From Thipu1 :
'Shined' vs 'Shone' is a tough one.
One could say that someone had, 'beautifully shined shoes'. 'Shone' would never be used there.
Well, 'shined' is acting as an adjective in that phrase, rather than a verb, but even so I'd say 'Joe had beautifully polished shoes'. Or maybe 'Joe's shoes are beautifully shiny!"
After an evening storm, one could say that, 'In the morning, the Sun shone beautifully'.
Yes! Thumbs up!
As I understand it, 'shined' is usually used when someone polishes something.
'Shone' is used when something or someone is doing their own shining.
I've seen this distinction before - and of course, I've heard of 'shoe-shine boys' - but I'm coming to the conclusion that it's a transatlantic difference.
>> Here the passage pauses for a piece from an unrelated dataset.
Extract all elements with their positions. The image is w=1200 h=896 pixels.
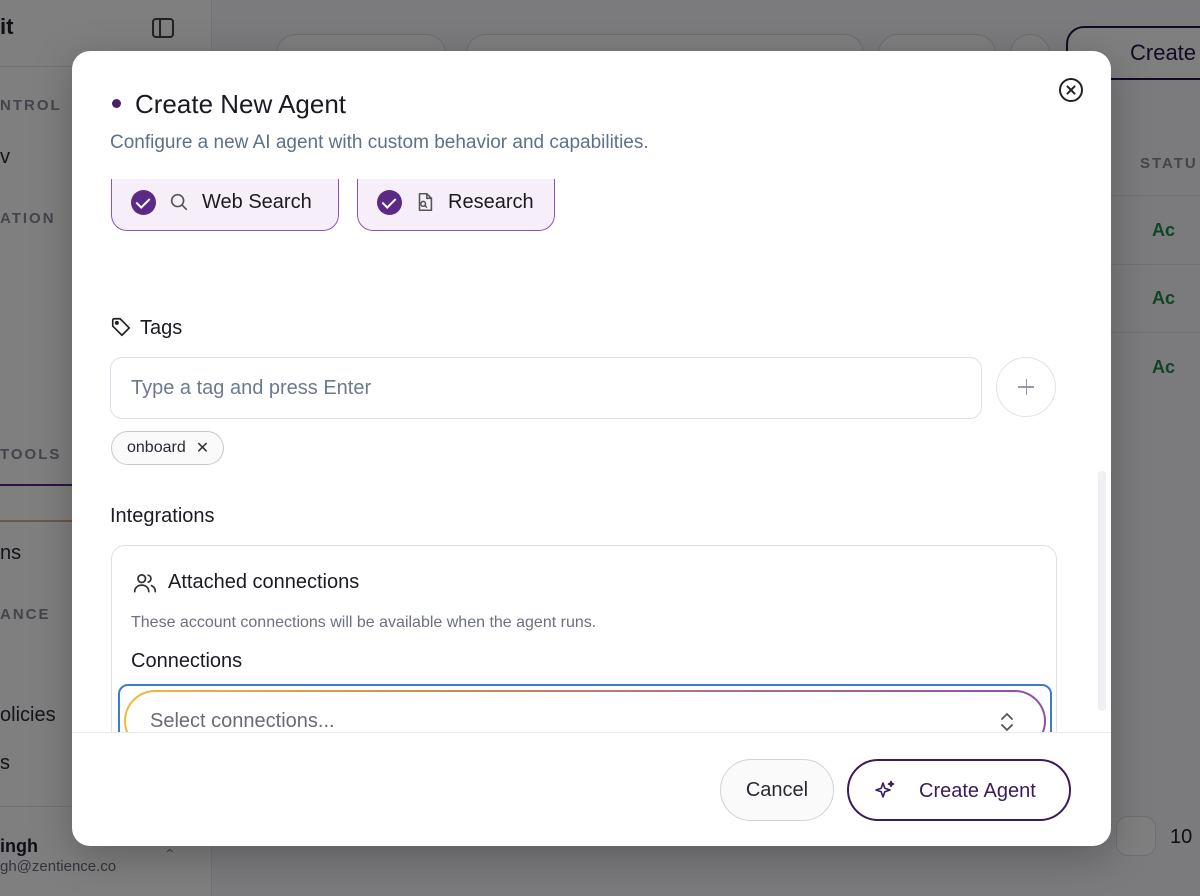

Shoe-shine machines or stations (you see the odd one here and there here. I know there's one in Canary Wharf, for all those banking executives who need shiny shoes!) are probably the only example I can think of in the UK where this might apply.
Of course, that may be regional here, and 'shined' as a verb may be more common elsewhere in the UK. And I may be thoroughly old fashioned and other UK EHellions are sniggering at me!
A middle situation may be when Jimmy makes a good performance. You can say that, 'Jimmy really shined in that role' or that 'Jimmy really shone in that role'.
That's because Jimmy made the role shine from both meanings.
Again, it would be 'shone', for me.
An intractable problem, I fear!
On another note, I read a lot of US authored fanfiction, and increasingly I see things like:
"That is so cliché!" rather than what I'd write, which would be "That is so clichéd!"
"You are so prejudice!" instead of "You are so prejudiced."
For me, 'cliché' and 'prejudice' are nouns, not an adjectives.